Unanswered questions and a lack of publicity mean paralegals are not pursuing the alternative route to qualification, explains Max Harris.
On 15 April 2015, the first solicitor to qualify through equivalent means was admitted to the profession. This has put the spotlight back on equivalent means qualification, which was quietly introduced by the Solicitors Regulation Authority (SRA) back in July 2014.
Equivalent means allows paralegals who have done the equivalent to the legal practice course, professional skills course, and training contract to qualify as a solicitor (hence it has been dubbed the ‘paralegal shortcut’). At its core, it sounds fair and should have the potential to shake up the legal market. But nearly a year on from its introduction, we have not seen any evidence of this.
The Institute of Paralegals estimates there are 60,000 paralegals working in solicitors firms, and a further 250,000 outside the legal profession who have jobs which entail a significant legal element. With 28 equivalent means applications submitted to date, less than 0.01 per cent of paralegals have applied to qualify via this route.
Why, then, isn’t equivalent means working? The main problem is that many paralegals simply do not know this route exists. Those who do know the route exists still do not understand what it means in practice. Few people understand how to apply and what to evidence.
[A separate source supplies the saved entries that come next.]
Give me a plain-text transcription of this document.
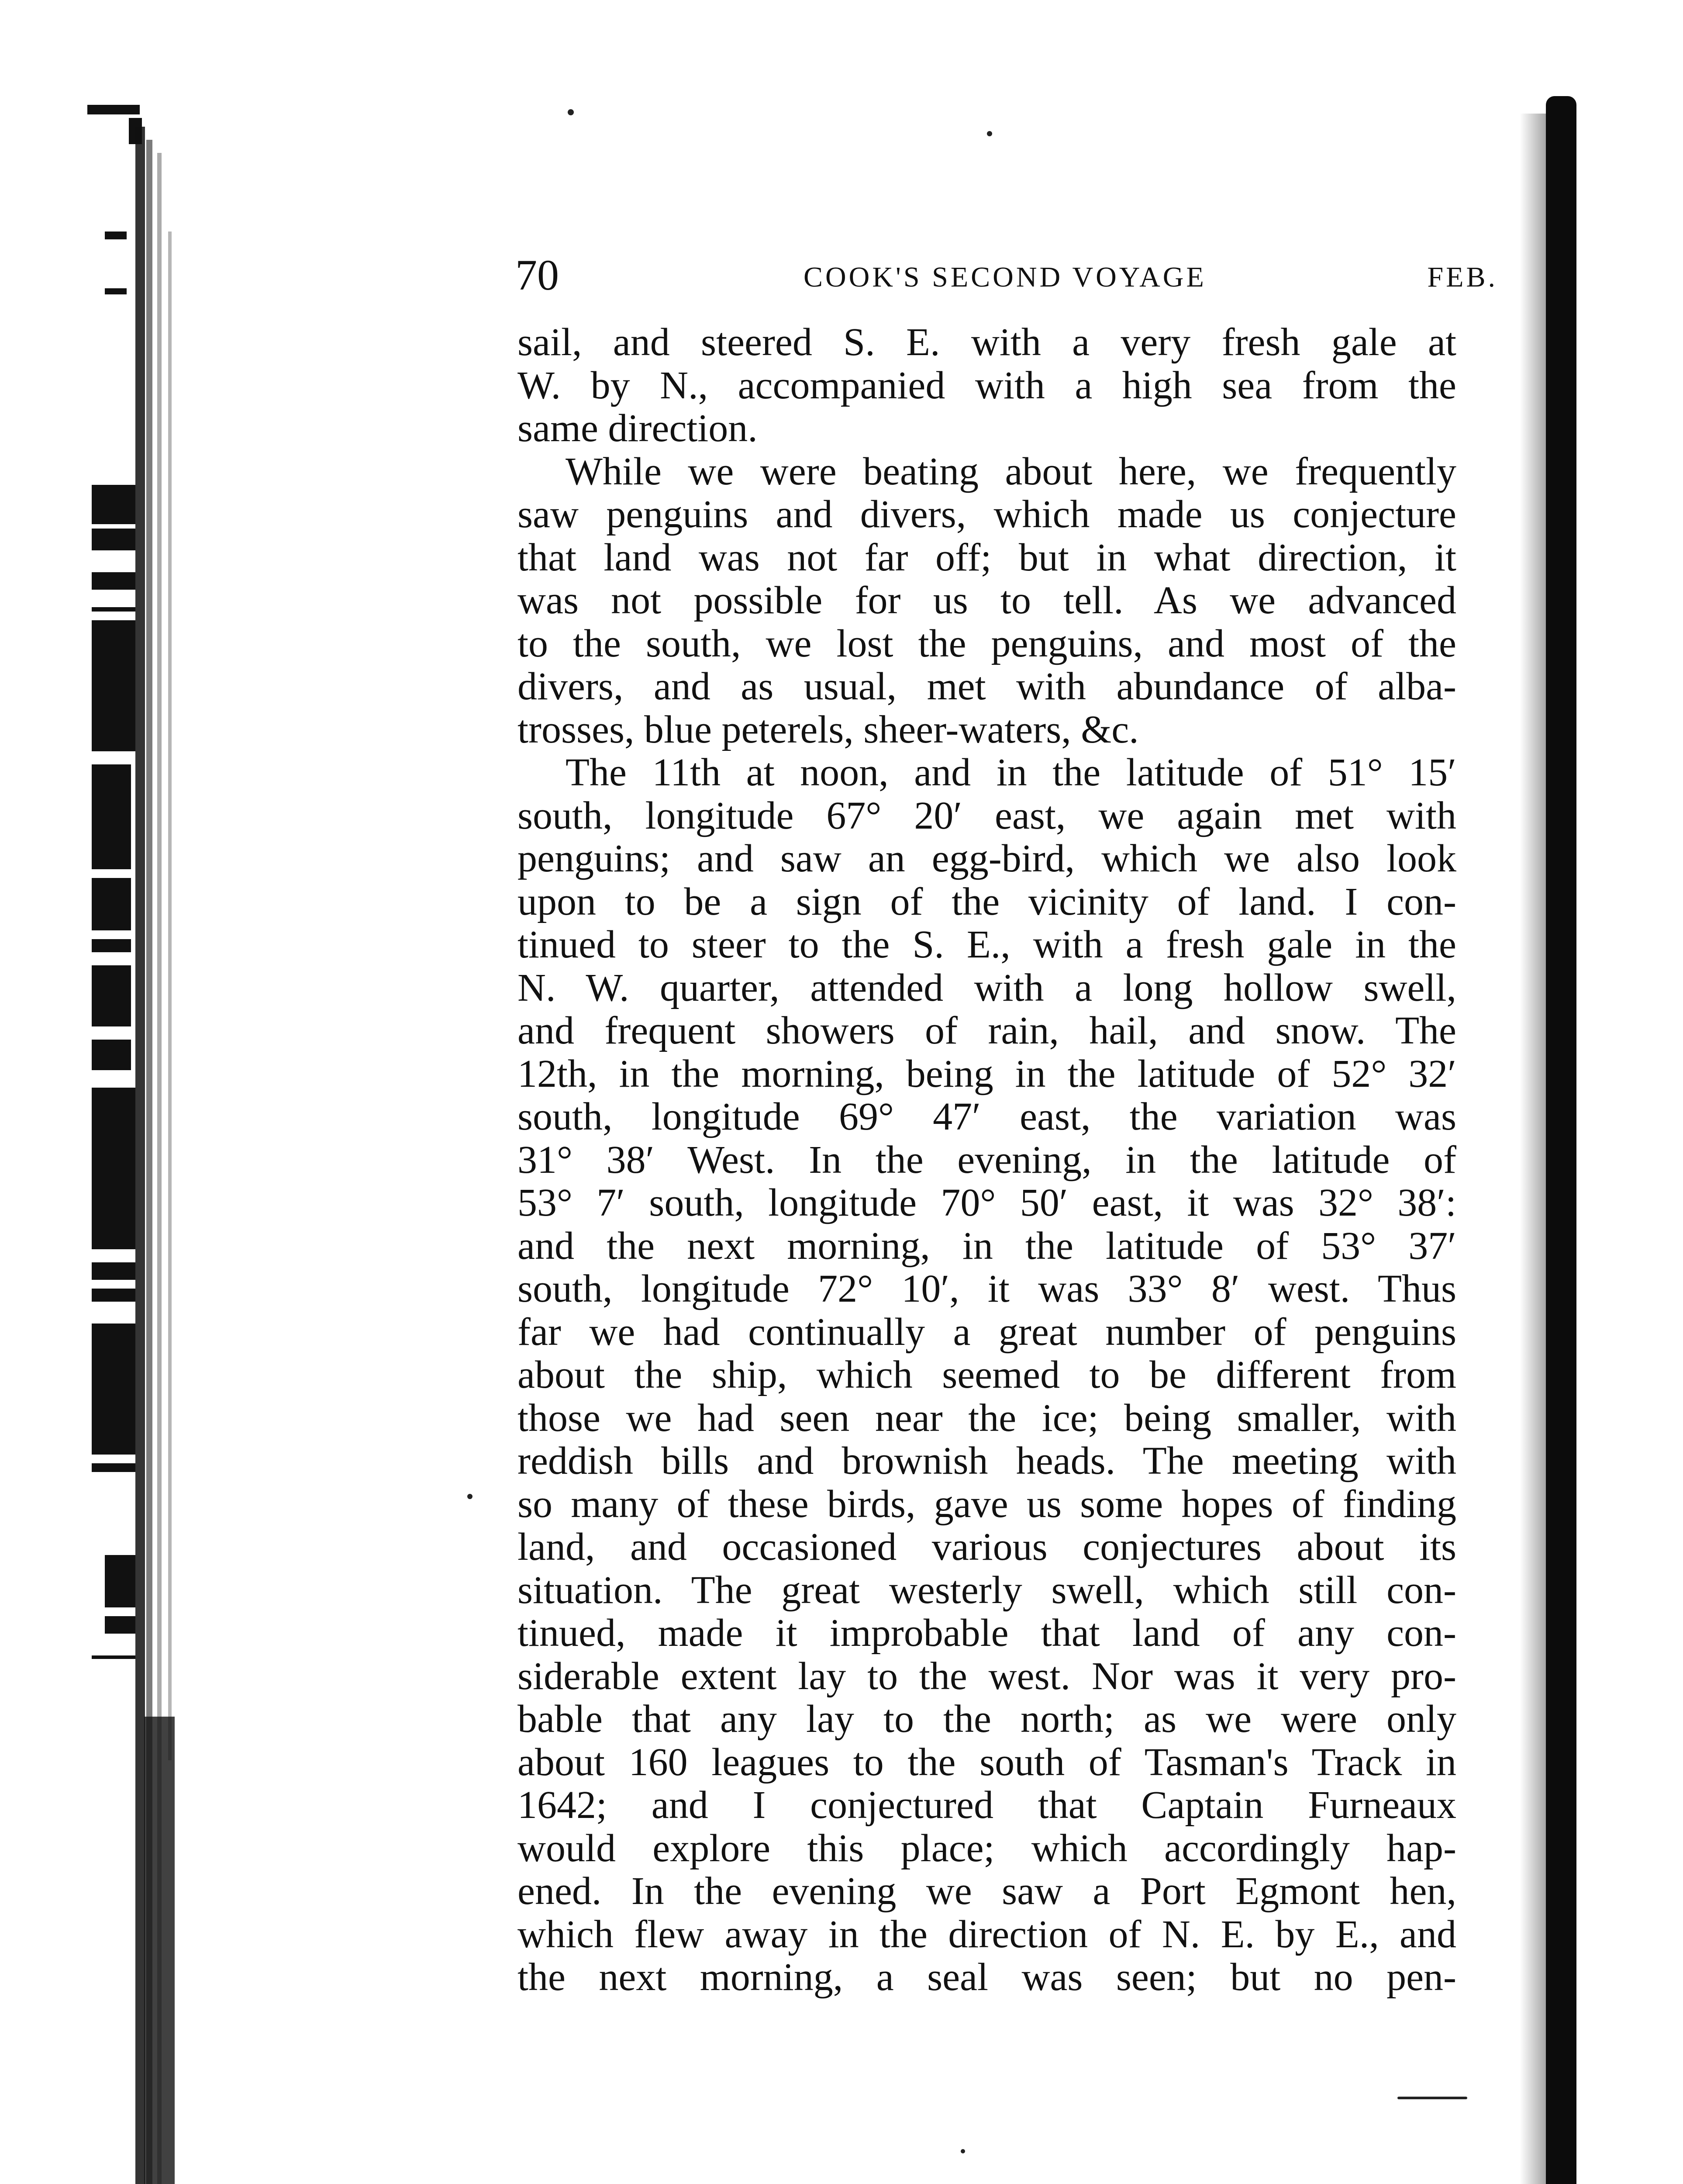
70	COOK'S SECOND VOYAGE	FEB.
sail, and steered S. E. with a very fresh gale at
W. by N., accompanied with a high sea from the
same direction.
While we were beating about here, we frequently
saw penguins and divers, which made us conjecture
that land was not far off; but in what direction, it
was not possible for us to tell. As we advanced
to the south, we lost the penguins, and most of the
divers, and as usual, met with abundance of alba-
trosses, blue peterels, sheer-waters, &c.
The 11th at noon, and in the latitude of 51° 15′
south, longitude 67° 20′ east, we again met with
penguins; and saw an egg-bird, which we also look
upon to be a sign of the vicinity of land. I con-
tinued to steer to the S. E., with a fresh gale in the
N. W. quarter, attended with a long hollow swell,
and frequent showers of rain, hail, and snow. The
12th, in the morning, being in the latitude of 52° 32′
south, longitude 69° 47′ east, the variation was
31° 38′ West. In the evening, in the latitude of
53° 7′ south, longitude 70° 50′ east, it was 32° 38′:
and the next morning, in the latitude of 53° 37′
south, longitude 72° 10′, it was 33° 8′ west. Thus
far we had continually a great number of penguins
about the ship, which seemed to be different from
those we had seen near the ice; being smaller, with
reddish bills and brownish heads. The meeting with
so many of these birds, gave us some hopes of finding
land, and occasioned various conjectures about its
situation. The great westerly swell, which still con-
tinued, made it improbable that land of any con-
siderable extent lay to the west. Nor was it very pro-
bable that any lay to the north; as we were only
about 160 leagues to the south of Tasman's Track in
1642; and I conjectured that Captain Furneaux
would explore this place; which accordingly hap-
ened. In the evening we saw a Port Egmont hen,
which flew away in the direction of N. E. by E., and
the next morning, a seal was seen; but no pen-
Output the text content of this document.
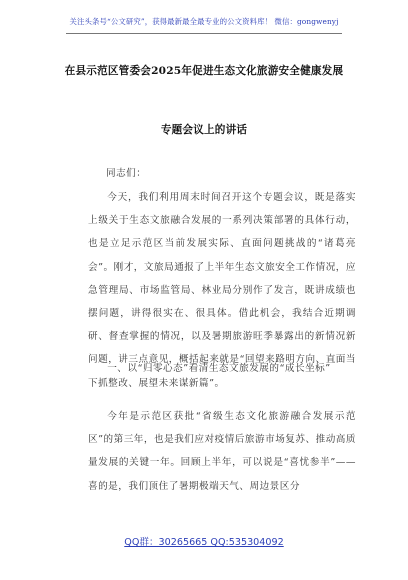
关注头条号“公文研究”，获得最新最全最专业的公文资料库！ 微信：gongwenyj
在县示范区管委会2025年促进生态文化旅游安全健康发展
专题会议上的讲话
同志们：
今天，我们利用周末时间召开这个专题会议，既是落实上级关于生态文旅融合发展的一系列决策部署的具体行动，也是立足示范区当前发展实际、直面问题挑战的“诸葛亮会”。刚才，文旅局通报了上半年生态文旅安全工作情况，应急管理局、市场监管局、林业局分别作了发言，既讲成绩也摆问题，讲得很实在、很具体。借此机会，我结合近期调研、督查掌握的情况，以及暑期旅游旺季暴露出的新情况新问题，讲三点意见，概括起来就是“回望来路明方向、直面当下抓整改、展望未来谋新篇”。
一、以“归零心态”看清生态文旅发展的“成长坐标”
今年是示范区获批“省级生态文化旅游融合发展示范区”的第三年，也是我们应对疫情后旅游市场复苏、推动高质量发展的关键一年。回顾上半年，可以说是“喜忧参半”——喜的是，我们顶住了暑期极端天气、周边景区分
QQ群：30265665 QQ:535304092
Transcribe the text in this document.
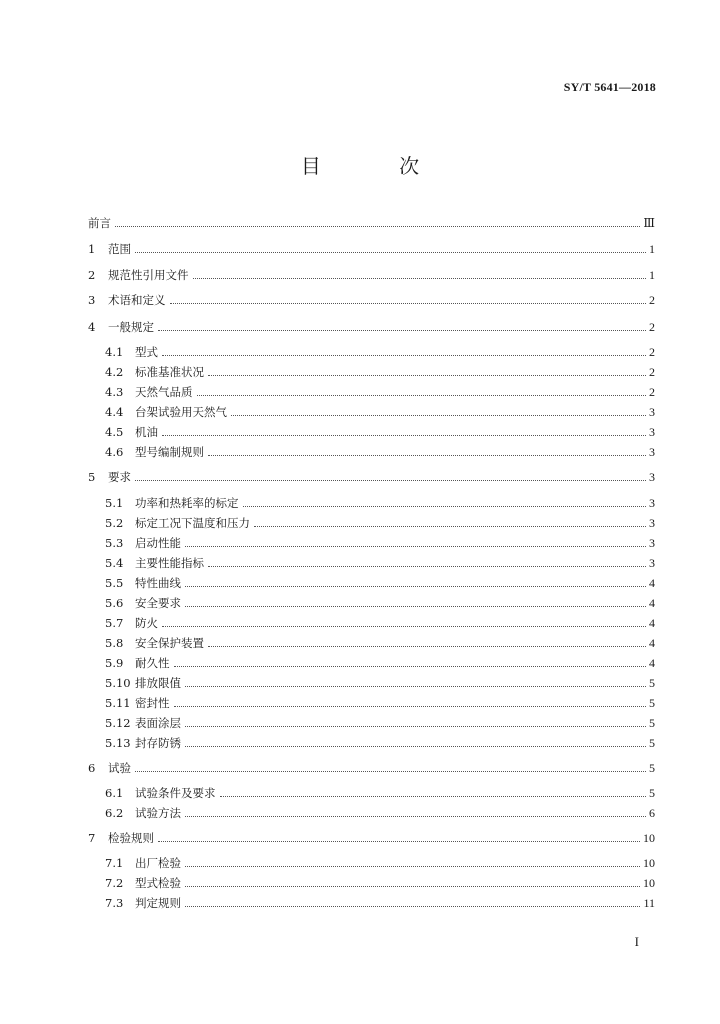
SY/T 5641—2018
目 次
前言	Ⅲ
1	范围	1
2	规范性引用文件	1
3	术语和定义	2
4	一般规定	2
4.1	型式	2
4.2	标准基准状况	2
4.3	天然气品质	2
4.4	台架试验用天然气	3
4.5	机油	3
4.6	型号编制规则	3
5	要求	3
5.1	功率和热耗率的标定	3
5.2	标定工况下温度和压力	3
5.3	启动性能	3
5.4	主要性能指标	3
5.5	特性曲线	4
5.6	安全要求	4
5.7	防火	4
5.8	安全保护装置	4
5.9	耐久性	4
5.10 排放限值	5
5.11 密封性	5
5.12 表面涂层	5
5.13 封存防锈	5
6	试验	5
6.1	试验条件及要求	5
6.2	试验方法	6
7	检验规则	10
7.1	出厂检验	10
7.2	型式检验	10
7.3	判定规则	11
I
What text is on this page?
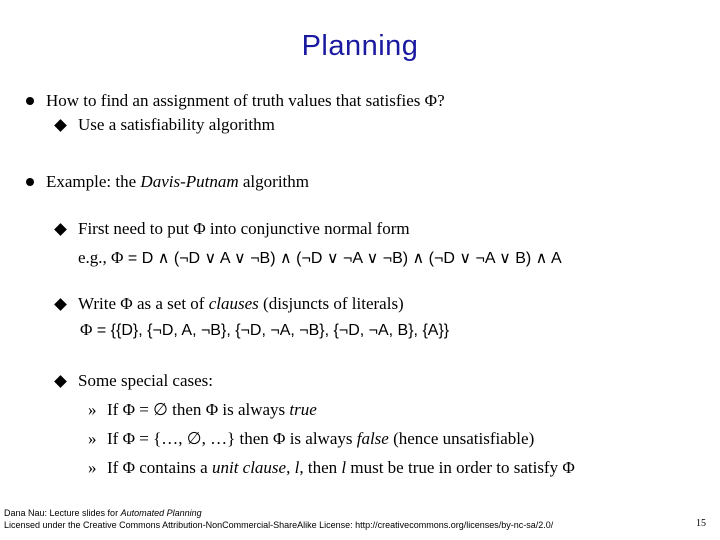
Planning
How to find an assignment of truth values that satisfies Φ?
Use a satisfiability algorithm
Example: the Davis-Putnam algorithm
First need to put Φ into conjunctive normal form
e.g., Φ = D ∧ (¬D ∨ A ∨ ¬B) ∧ (¬D ∨ ¬A ∨ ¬B) ∧ (¬D ∨ ¬A ∨ B) ∧ A
Write Φ as a set of clauses (disjuncts of literals)
Φ = {{D}, {¬D, A, ¬B}, {¬D, ¬A, ¬B}, {¬D, ¬A, B}, {A}}
Some special cases:
» If Φ = ∅ then Φ is always true
» If Φ = {…, ∅, …} then Φ is always false (hence unsatisfiable)
» If Φ contains a unit clause, l, then l must be true in order to satisfy Φ
Dana Nau: Lecture slides for Automated Planning
Licensed under the Creative Commons Attribution-NonCommercial-ShareAlike License: http://creativecommons.org/licenses/by-nc-sa/2.0/	15
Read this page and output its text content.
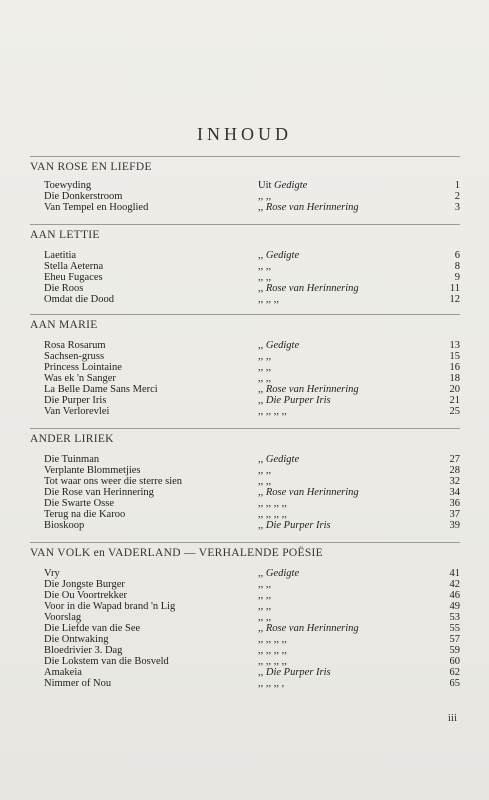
INHOUD
VAN ROSE EN LIEFDE
Toewyding	Uit Gedigte	1
Die Donkerstroom	,, ,,	2
Van Tempel en Hooglied	,, Rose van Herinnering	3
AAN LETTIE
Laetitia	,, Gedigte	6
Stella Aeterna	,, ,,	8
Eheu Fugaces	,, ,,	9
Die Roos	,, Rose van Herinnering	11
Omdat die Dood	,, ,, ,,	12
AAN MARIE
Rosa Rosarum	,, Gedigte	13
Sachsen-gruss	,, ,,	15
Princess Lointaine	,, ,,	16
Was ek 'n Sanger	,, ,,	18
La Belle Dame Sans Merci	,, Rose van Herinnering	20
Die Purper Iris	,, Die Purper Iris	21
Van Verlorevlei	,, ,, ,, ,,	25
ANDER LIRIEK
Die Tuinman	,, Gedigte	27
Verplante Blommetjies	,, ,,	28
Tot waar ons weer die sterre sien	,, ,,	32
Die Rose van Herinnering	,, Rose van Herinnering	34
Die Swarte Osse	,, ,, ,, ,,	36
Terug na die Karoo	,, ,, ,, ,,	37
Bioskoop	,, Die Purper Iris	39
VAN VOLK en VADERLAND — VERHALENDE POËSIE
Vry	,, Gedigte	41
Die Jongste Burger	,, ,,	42
Die Ou Voortrekker	,, ,,	46
Voor in die Wapad brand 'n Lig	,, ,,	49
Voorslag	,, ,,	53
Die Liefde van die See	,, Rose van Herinnering	55
Die Ontwaking	,, ,, ,, ,,	57
Bloedrivier 3. Dag	,, ,, ,, ,,	59
Die Lokstem van die Bosveld	,, ,, ,, ,,	60
Amakeia	,, Die Purper Iris	62
Nimmer of Nou	,, ,, ,, ,	65
iii
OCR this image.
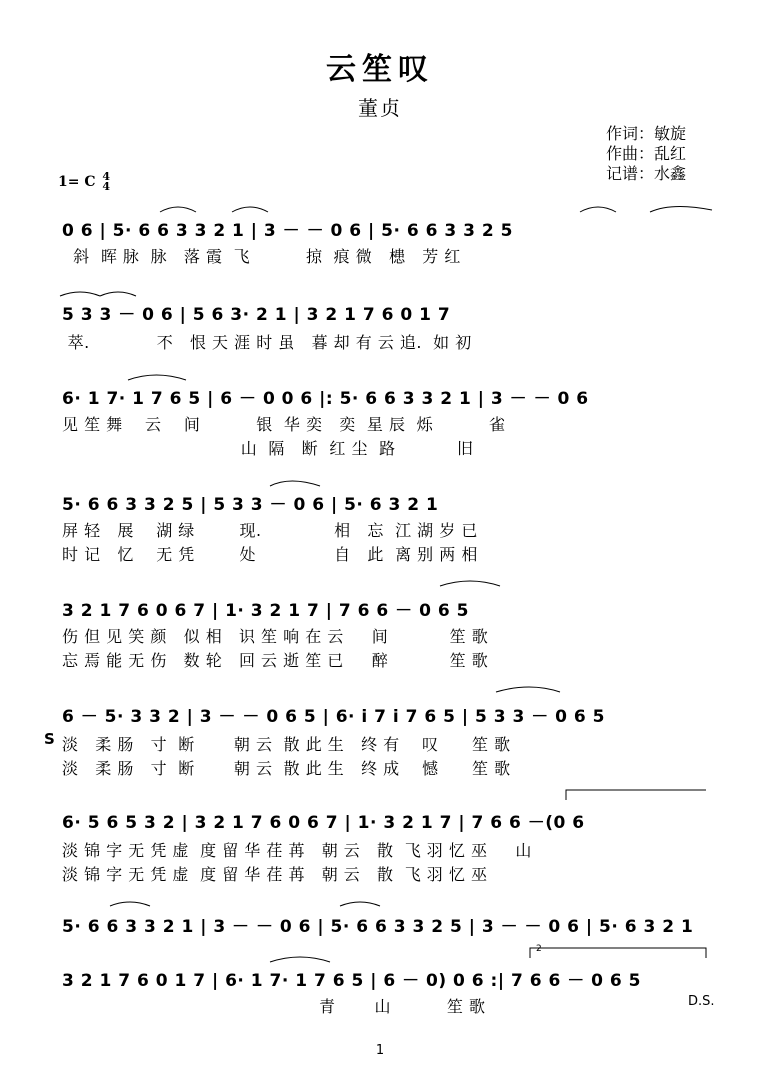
云笙叹
董贞
作词：敏旋
作曲：乱红
记谱：水鑫
1= C 4
4
0 6 | 5· 6 6 3 3 2 1 | 3 － － 0 6 | 5· 6 6 3 3 2 5
斜  晖 脉  脉   落 霞  飞          掠  痕 微   槵   芳 红
5 3 3 － 0 6 | 5 6 3· 2 1 | 3 2 1 7 6 0 1 7
萃.            不   恨 天 涯 时 虽   暮 却 有 云 追.  如 初
6· 1 7· 1 7 6 5 | 6 － 0 0 6 |: 5· 6 6 3 3 2 1 | 3 － － 0 6
见 笙 舞    云    间          银  华 奕   奕  星 辰  烁          雀
山  隔   断  红 尘  路           旧
5· 6 6 3 3 2 5 | 5 3 3 － 0 6 | 5· 6 3 2 1
屏 轻   展    湖 绿        现.             相   忘  江 湖 岁 已
时 记   忆    无 凭        处              自   此  离 别 两 相
3 2 1 7 6 0 6 7 | 1· 3 2 1 7 | 7 6 6 － 0 6 5
伤 但 见 笑 颜   似 相   识 笙 响 在 云     间           笙 歌
忘 焉 能 无 伤   数 轮   回 云 逝 笙 已     醉           笙 歌
6 － 5· 3 3 2 | 3 － － 0 6 5 | 6· i 7 i 7 6 5 | 5 3 3 － 0 6 5
S 淡   柔 肠   寸  断       朝 云  散 此 生   终 有    叹      笙 歌
淡   柔 肠   寸  断       朝 云  散 此 生   终 成    憾      笙 歌
6· 5 6 5 3 2 | 3 2 1 7 6 0 6 7 | 1· 3 2 1 7 | 7 6 6 －(0 6
淡 锦 字 无 凭 虚  度 留 华 荏 苒   朝 云   散  飞 羽 忆 巫     山
淡 锦 字 无 凭 虚  度 留 华 荏 苒   朝 云   散  飞 羽 忆 巫
5· 6 6 3 3 2 1 | 3 － － 0 6 | 5· 6 6 3 3 2 5 | 3 － － 0 6 | 5· 6 3 2 1
3 2 1 7 6 0 1 7 | 6· 1 7· 1 7 6 5 | 6 － 0) 0 6 :| 7 6 6 － 0 6 5
青       山          笙 歌	D.S.
2
1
There is also a worry among paralegals about how firms view the equivalent means route. Many of the Junior Lawyers Division’s (JLD) paralegal members continue to actively look for training contracts, and if paralegals do not consider the equivalent means route to be at the same level as training contracts, firms will not either.
The equivalent means route to qualification has the potential to be a welcome addition to our profession. It could encourage access to the profession, and remove some of the unnecessary red tape. But there is very little information on this route; almost no explanation of who is assessing the candidates (the JLD understands that the assessment is not carried out by the SRA); and no real guidance yet on what a paralegal must do to qualify. There are still some serious questions that the SRA needs to answer about this route. Once it does, we may start to see the number of applications rise.
In theory, as long as the SRA administer and assess the equivalent means route properly and consistently, there should be no difference between newly qualified solicitors (NQs) who qualify via the equivalent means route and NQs who qualify via the traditional training contract route. But will firms believe that? And, perhaps more importantly, with the SRA now reconsidering assessment options for admission as a solicitor, will the training contract – and, with it, equivalent means – be consigned to history?
Max Harris is an associate at Baker and McKenzie and chair of the Junior Lawyers Division.